Indian Prime Minister Narendra Modi on Saturday told officials to review a planned easing of restrictions on arrivals from “at-risk” countries, local media reported, only two weeks after the country reopened to tourists from 99 countries.
The announcements come on top of bans dozens of countries have already placed on arrivals from Southern Africa, where the new variant was first discovered.
Gary Bowerman, director of Kuala Lumpur-based travel and tourism research firm Check-in Asia, told Al Jazeera he expected the emergence of the Omicron variant to halt momentum towards reopening and lead some countries to reverse steps they had taken up until now.
“The problem for the travel industry is that the fear factor, whether science proves it to be justified or not, has returned almost overnight,” Bowerman said. “And this coincides with two of the region’s traditional travel periods, Christmas/New Year and Lunar New Year.
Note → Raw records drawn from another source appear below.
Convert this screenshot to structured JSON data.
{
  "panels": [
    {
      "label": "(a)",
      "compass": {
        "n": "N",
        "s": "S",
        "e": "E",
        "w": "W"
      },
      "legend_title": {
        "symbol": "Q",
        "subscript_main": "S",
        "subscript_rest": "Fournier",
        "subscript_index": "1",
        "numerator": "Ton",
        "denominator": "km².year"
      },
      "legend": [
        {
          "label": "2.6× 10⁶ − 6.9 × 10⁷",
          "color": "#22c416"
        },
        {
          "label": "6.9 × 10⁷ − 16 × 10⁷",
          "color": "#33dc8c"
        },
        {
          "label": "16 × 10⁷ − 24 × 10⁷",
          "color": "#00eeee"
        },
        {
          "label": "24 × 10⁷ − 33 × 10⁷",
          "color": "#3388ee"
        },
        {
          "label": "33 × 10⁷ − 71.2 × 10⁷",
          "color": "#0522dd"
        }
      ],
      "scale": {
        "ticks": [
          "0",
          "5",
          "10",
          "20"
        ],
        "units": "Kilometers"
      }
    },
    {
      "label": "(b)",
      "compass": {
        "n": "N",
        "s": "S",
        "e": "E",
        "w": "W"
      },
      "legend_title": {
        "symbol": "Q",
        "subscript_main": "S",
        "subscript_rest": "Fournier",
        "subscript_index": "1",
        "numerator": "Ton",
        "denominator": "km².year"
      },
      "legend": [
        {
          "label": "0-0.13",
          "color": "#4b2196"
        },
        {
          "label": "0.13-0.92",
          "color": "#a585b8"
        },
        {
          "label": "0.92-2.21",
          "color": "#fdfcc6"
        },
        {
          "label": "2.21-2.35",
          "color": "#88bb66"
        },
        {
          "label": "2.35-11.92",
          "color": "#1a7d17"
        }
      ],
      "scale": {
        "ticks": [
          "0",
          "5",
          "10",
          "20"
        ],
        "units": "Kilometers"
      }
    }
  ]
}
Hopes for a regional travel boost were starting to grow but this will dampen, if not decimate, both.”
Jayant Menon, a visiting senior fellow at the ISEAS-Yusof Ishak Institute in Singapore, told Al Jazeera travel bans made little sense as the variant has been spreading for weeks.
“If it turns out to be as transmissible as feared, then the bans would have come too late; if not, they were unnecessary, to begin with,” Menon said.
“Border measures will not protect against this or future variants, but improved domestic protocols might. This is where the focus should lie.”
The Asia-Pacific region, where many countries kept COVID-19 cases and deaths low with strict border controls, has lagged behind Europe and North America in resuming international travel, even where vaccinations are approaching maximum coverage.
As of September, arrivals to most of Asia were down 99 percent on pre-pandemic levels, compared with declines of just 20 percent in Mexico and about 65 percent for Southern Europe, according to data collected by Capital Economics.
Before the pandemic, the Asia-Pacific region received about 291 million tourists who added $875bn to the economy, according to the World Economic Forum’s Travel & Tourism Competitiveness Index 2019.
While mainland China and Hong Kong have doubled down on a strict “zero COVID” policy that mandates weeks of hotel quarantine for arrivals, other countries in the region have taken cautious steps towards reopening that have prioritised certain classes of arrivals or those from particular countries.
On Monday, Singapore reopened its land border with Malaysia, one of the world’s busiest crossings, amid fears the new variant could derail the city state’s ambitions to learn to live with the virus.
The World Health Organization (WHO) has labelled Omicron a “variant of concern”, but has stressed it is not yet known whether it is more virulent or transmissible than other strains.
“Preliminary evidence” suggests the variant may more easily infect people who have recovered from COVID-19 than other strains, the world health agency has said. Angelique Coetzee, a South African doctor who was among the first people to identify the variant, told the BBC on Sunday she had seen only “extremely mild” symptoms in patients and she believed the world was panicking prematurely.
‘Political narrative’
Bowerman, the director of Check-in Asia, said the political landscape across the region had transformed during the last 20 months of border restrictions.
“People have been isolated in their home countries mostly for nearly two years,” he said. “Inevitably, reopening borders is going to be much tougher than closing them, even more so when the political narrative throughout that time was that closed borders were an essential mechanism to protect people from the further spread of the virus.”
Gareth Leather, senior economist for Asia at Capital Economics, described the variant as “obviously bad news for regional tourism”.
“You only need to see what has happened to the Thai baht,” Leather told Al Jazeera, referring to the slide of the Thai currency on Monday.
“Hopefully it is a false alarm but makes sense to be cautious.”